Impaired sit-to-stand and stand-to-sit movements (postural transitions, PTs) in patients with Parkinson's disease (PD) and older adults (OA) are associated with risk of falling and reduced quality of life. Inertial measurement units (IMUs, also called "wearables") are powerful tools to monitor PT kinematics. The purpose of this study was to develop and validate an algorithm, based on a single IMU positioned at the lower back, for PT detection and description in the above-mentioned groups in a home-like environment. Four PD patients (two with dyskinesia) and one OA served as algorithm training group, and 21 PD patients (16 without and 5 with dyskinesia) and 11 OA served as test group. All wore an IMU on the lower back and were videotaped while performing everyday activities for 90-180 min in a non-standardized home-like environment. Accelerometer and gyroscope signals were analyzed using discrete wavelet transformation (DWT), a six degrees-of-freedom (DOF) fusion algorithm and vertical displacement estimation. From the test group, 1,001 PTs, defined by video reference, were analyzed. The accuracy of the algorithm for the detection of PTs against video observation was 82% for PD patients without dyskinesia, 47% for PD patients with dyskinesia and 85% for OA. The overall accuracy of the PT direction detection was comparable across groups and yielded 98%. Mean PT duration values were 1.96 s for PD patients and 1.74 s for OA based on the algorithm ( < 0.001) and 1.77 s for PD patients and 1.51 s for OA based on clinical observation ( < 0.001). Validation of the PT detection algorithm in a home-like environment shows acceptable accuracy against the video reference in PD patients without dyskinesia and controls. Current limitations are the PT detection in PD patients with dyskinesia and the use of video observation as the video reference. Potential reasons are discussed.
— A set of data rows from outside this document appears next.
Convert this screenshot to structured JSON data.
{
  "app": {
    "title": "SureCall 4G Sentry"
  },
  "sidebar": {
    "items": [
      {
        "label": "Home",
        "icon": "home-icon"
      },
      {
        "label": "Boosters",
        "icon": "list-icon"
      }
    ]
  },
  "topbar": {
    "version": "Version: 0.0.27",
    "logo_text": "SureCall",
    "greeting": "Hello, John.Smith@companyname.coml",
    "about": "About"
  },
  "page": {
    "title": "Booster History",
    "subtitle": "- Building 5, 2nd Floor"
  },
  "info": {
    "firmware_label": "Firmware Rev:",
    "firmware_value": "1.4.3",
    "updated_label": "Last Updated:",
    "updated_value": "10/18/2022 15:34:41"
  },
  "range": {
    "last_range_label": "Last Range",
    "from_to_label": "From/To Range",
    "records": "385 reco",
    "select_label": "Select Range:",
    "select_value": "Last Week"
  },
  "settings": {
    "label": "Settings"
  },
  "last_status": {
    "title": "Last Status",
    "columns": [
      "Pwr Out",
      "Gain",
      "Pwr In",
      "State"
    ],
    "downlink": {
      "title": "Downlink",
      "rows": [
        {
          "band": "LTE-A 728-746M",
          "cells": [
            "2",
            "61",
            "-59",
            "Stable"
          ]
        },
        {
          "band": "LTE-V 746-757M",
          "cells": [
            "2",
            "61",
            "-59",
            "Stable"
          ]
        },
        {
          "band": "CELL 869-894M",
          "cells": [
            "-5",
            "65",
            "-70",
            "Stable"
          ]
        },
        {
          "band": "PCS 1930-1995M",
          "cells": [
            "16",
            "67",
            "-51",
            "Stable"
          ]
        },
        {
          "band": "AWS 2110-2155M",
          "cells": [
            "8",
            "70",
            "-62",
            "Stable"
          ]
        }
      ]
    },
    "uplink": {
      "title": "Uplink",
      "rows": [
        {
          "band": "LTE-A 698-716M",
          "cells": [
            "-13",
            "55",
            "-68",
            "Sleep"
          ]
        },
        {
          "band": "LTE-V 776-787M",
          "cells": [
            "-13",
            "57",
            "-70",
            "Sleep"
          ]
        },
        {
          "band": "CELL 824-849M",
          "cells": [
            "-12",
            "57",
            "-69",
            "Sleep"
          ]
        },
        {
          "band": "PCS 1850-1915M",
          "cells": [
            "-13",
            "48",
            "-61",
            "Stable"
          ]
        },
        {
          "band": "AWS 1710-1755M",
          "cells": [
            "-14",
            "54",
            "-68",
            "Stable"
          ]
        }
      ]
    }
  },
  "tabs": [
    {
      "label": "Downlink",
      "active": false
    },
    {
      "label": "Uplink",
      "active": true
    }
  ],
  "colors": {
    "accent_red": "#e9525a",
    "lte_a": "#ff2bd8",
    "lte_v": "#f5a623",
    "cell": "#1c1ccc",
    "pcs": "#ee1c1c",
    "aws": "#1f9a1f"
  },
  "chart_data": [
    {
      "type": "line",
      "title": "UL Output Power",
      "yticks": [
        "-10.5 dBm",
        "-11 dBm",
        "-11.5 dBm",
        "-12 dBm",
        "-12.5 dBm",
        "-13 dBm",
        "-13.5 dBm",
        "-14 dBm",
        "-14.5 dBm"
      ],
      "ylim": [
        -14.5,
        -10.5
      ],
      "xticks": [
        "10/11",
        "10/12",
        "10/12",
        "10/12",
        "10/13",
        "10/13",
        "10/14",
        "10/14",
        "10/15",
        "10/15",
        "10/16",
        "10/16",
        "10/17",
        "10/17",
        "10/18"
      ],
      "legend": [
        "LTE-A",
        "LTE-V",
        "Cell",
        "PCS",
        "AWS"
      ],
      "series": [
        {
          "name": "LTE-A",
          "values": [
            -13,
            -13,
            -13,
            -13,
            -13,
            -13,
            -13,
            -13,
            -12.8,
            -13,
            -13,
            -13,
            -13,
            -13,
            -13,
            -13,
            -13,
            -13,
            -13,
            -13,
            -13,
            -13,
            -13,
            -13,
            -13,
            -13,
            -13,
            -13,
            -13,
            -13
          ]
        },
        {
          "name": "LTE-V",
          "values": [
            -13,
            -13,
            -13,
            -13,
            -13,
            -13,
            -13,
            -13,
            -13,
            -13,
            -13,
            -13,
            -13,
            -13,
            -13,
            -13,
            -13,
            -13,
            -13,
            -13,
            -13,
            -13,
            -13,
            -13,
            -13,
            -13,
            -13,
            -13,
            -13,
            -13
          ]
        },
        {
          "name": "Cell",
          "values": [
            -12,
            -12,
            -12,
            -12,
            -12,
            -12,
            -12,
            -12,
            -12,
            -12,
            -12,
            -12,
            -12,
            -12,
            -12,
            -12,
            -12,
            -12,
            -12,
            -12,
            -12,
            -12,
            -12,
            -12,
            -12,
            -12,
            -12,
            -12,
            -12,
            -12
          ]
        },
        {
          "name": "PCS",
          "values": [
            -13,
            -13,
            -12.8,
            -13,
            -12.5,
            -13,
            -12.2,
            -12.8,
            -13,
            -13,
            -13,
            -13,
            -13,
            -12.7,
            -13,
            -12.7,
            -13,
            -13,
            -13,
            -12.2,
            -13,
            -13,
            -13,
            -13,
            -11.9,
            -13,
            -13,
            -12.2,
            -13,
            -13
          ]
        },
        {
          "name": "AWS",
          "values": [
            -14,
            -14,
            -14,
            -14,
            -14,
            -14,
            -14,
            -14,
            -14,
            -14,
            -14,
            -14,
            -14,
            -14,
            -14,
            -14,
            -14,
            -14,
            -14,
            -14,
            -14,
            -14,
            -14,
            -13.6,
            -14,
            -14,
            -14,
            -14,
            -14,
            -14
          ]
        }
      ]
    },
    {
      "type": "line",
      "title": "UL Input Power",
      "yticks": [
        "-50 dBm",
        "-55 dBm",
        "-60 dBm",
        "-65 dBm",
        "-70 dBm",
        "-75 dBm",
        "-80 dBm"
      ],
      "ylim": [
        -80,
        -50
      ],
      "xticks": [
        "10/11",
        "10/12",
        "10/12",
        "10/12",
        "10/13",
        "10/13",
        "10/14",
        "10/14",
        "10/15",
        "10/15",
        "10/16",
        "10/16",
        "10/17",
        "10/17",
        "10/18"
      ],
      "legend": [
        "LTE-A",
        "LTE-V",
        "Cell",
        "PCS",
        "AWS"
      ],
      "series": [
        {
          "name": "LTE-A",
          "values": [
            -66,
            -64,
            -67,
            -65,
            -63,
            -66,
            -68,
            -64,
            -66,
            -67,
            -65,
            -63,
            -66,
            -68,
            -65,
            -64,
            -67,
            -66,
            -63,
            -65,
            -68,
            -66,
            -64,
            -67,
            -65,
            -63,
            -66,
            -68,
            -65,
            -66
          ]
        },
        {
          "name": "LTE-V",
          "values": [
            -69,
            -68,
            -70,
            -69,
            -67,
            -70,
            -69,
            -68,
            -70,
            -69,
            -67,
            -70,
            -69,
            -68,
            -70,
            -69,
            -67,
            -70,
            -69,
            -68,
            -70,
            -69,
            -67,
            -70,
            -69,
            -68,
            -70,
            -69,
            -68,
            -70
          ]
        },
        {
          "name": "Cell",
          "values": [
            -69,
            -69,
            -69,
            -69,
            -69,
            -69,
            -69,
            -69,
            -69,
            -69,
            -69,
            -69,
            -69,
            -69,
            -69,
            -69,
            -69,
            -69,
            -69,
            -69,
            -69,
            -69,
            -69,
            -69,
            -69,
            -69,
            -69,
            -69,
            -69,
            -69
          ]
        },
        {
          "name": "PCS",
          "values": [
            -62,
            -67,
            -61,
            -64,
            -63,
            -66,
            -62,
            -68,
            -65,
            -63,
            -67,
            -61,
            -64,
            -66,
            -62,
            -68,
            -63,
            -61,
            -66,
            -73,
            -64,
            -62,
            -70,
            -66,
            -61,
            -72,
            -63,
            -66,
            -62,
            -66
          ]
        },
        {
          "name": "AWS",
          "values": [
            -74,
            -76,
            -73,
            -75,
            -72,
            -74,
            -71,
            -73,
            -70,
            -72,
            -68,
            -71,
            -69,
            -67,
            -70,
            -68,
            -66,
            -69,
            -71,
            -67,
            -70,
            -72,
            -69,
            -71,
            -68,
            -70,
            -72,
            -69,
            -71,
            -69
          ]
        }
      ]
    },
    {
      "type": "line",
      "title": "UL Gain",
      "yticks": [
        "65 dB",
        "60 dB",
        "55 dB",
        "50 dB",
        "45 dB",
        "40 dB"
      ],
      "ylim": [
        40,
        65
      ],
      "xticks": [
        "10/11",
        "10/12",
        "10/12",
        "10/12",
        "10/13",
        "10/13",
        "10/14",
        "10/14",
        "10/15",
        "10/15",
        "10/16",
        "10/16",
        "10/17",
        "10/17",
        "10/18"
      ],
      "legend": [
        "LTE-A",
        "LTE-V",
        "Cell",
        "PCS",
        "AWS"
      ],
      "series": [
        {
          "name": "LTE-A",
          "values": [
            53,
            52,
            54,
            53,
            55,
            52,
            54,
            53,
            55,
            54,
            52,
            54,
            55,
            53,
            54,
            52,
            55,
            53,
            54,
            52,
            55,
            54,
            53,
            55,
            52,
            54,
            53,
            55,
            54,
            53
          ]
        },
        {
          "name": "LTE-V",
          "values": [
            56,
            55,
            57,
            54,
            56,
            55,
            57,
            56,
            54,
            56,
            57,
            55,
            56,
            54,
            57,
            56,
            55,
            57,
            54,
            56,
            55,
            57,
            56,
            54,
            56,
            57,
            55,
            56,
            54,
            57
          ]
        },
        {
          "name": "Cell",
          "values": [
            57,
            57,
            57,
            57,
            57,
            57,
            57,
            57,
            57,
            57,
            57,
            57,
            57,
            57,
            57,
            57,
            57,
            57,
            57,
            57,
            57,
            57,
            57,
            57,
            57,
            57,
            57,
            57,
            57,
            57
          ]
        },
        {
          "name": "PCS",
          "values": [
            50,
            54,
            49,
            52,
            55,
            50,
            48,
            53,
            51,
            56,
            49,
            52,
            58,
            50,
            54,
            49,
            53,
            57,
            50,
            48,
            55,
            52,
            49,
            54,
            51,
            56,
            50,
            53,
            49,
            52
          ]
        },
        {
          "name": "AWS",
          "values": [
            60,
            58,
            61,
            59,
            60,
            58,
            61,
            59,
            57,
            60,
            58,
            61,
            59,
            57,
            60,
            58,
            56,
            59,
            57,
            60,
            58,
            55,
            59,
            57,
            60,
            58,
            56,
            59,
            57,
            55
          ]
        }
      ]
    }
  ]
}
帕金森病(PD)患者和老年人(OA)从坐到站和从站到坐动作(姿势转换,PTs)受损与跌倒风险及生活质量下降相关。惯性测量单元(IMUs,也称为“可穿戴设备”)是监测PT运动学的有力工具。本研究的目的是开发并验证一种基于置于下背部的单个IMU的算法,用于在类似家庭的环境中对上述群体的PT进行检测和描述。4名PD患者(2名有运动障碍)和1名OA作为算法训练组,21名PD患者(16名无运动障碍和5名有运动障碍)和11名OA作为测试组。所有人在下背部佩戴IMU,并在非标准化的类似家庭的环境中进行90 - 180分钟日常活动时被录像。使用离散小波变换(DWT)、六自由度(DOF)融合算法和垂直位移估计对加速度计和陀螺仪信号进行分析。从测试组中,分析了由视频参考定义的1001次PT。该算法针对视频观察检测PTs的准确率,无运动障碍的PD患者为82%,有运动障碍的PD患者为47%,OA为85%。PT方向检测的总体准确率在各组间相当,为98%。基于算法,PD患者的平均PT持续时间值为1.96秒,OA为1.74秒(<0.001);基于临床观察,PD患者为1.77秒,OA为1.51秒(<0.001)。在类似家庭的环境中对PT检测算法的验证表明,相对于无运动障碍的PD患者和对照组的视频参考,其准确率可接受。当前的局限性在于有运动障碍的PD患者的PT检测以及将视频观察用作视频参考。对潜在原因进行了讨论。